Hydraulic Efficiency of Penn State Stormwater Bioswale during Rain Events

Open Access
- Author:
- Lennon, Daniel
- Area of Honors:
- Civil Engineering
- Degree:
- Bachelor of Science
- Document Type:
- Thesis
- Thesis Supervisors:
- Lauren Mc Phillips, Thesis Supervisor
S. Ilgin Guler, Thesis Honors Advisor - Keywords:
- Bioswale
Green Stormwater Infrastructure
Water Resources
Runoff Mitigation
GSI - Abstract:
- Background. Stormwater contamination and flooding are common concerns in many populated areas across the globe. Green Stormwater Infrastructure has been introduced to leverage ecological processes to reduce the impact of runoff on urban systems. The following study was conducted to calculate an average percent reduction from stormwater inflow versus outflow at a 16-year-old stormwater infiltration swale on the Penn State campus. Additionally, the data investigated the lag time from rainfall to underground flow in the runoff system. Methods. Precipitation data was gathered in the State College, PA, area for each rainfall event. This data was used to model inflow volume using. A pressure sensor in the underdrain outflow pipe was used to calculate water depth in the drainage pipes, which allowed for an outflowing pipe-flow volume to be found. This data was compared in time and quantity to determine any reduction in volume as well as lag time between the events. Results.
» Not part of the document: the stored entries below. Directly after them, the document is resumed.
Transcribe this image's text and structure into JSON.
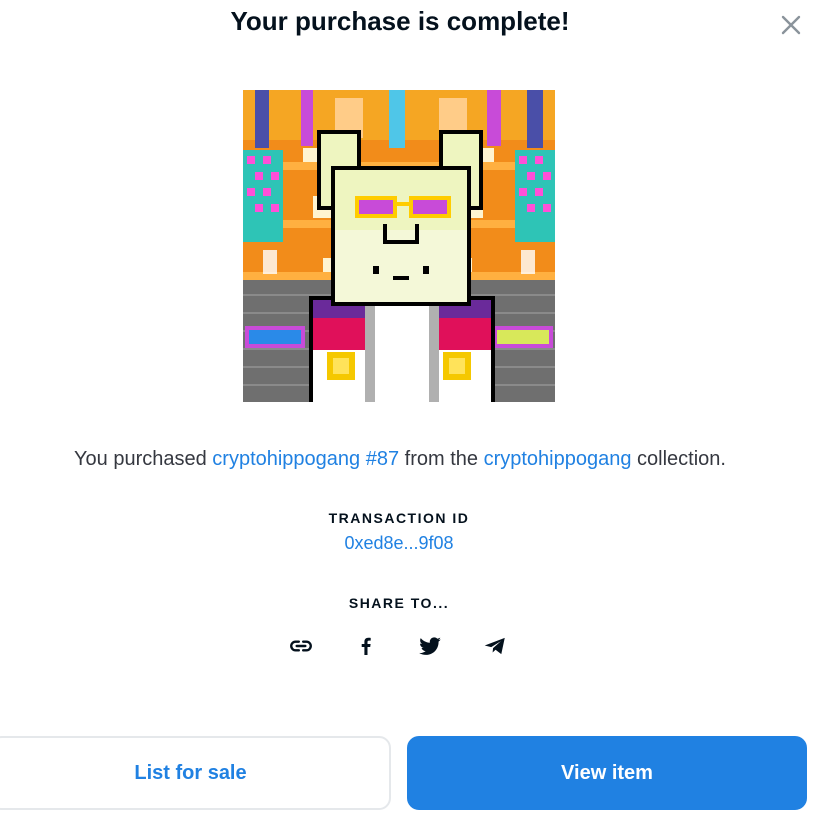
{
  "modal": {
    "title": "Your purchase is complete!",
    "close_icon": "close-icon"
  },
  "purchase": {
    "prefix": "You purchased ",
    "item_name": "cryptohippogang #87",
    "middle": " from the ",
    "collection_name": "cryptohippogang",
    "suffix": " collection."
  },
  "transaction": {
    "label": "TRANSACTION ID",
    "id": "0xed8e...9f08"
  },
  "share": {
    "label": "SHARE TO...",
    "icons": [
      "link-icon",
      "facebook-icon",
      "twitter-icon",
      "telegram-icon"
    ]
  },
  "actions": {
    "list_for_sale": "List for sale",
    "view_item": "View item"
  },
  "colors": {
    "accent": "#2081e2",
    "title": "#04111d",
    "text": "#353840",
    "border": "#e5e8eb"
  }
}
The average percent reduction in flow volume, found using data from 4 different events, was 97.77 percent. The loss of water volume is assumed to be from evaporation and infiltration into underlying soil. Also, the sensor data showed an average lag flow time of 4 hours and 30 minutes after precipitation began. This time is accounted for through surface flow across the basin and ground seepage and transport. Conclusions. It is shown that infiltration-based stormwater basins could be effective at reducing the flow volume running off impervious surfaces, even many years past initial installation. They also can significantly delay the flow, to prevent overwhelming sewer systems and downstream flooding.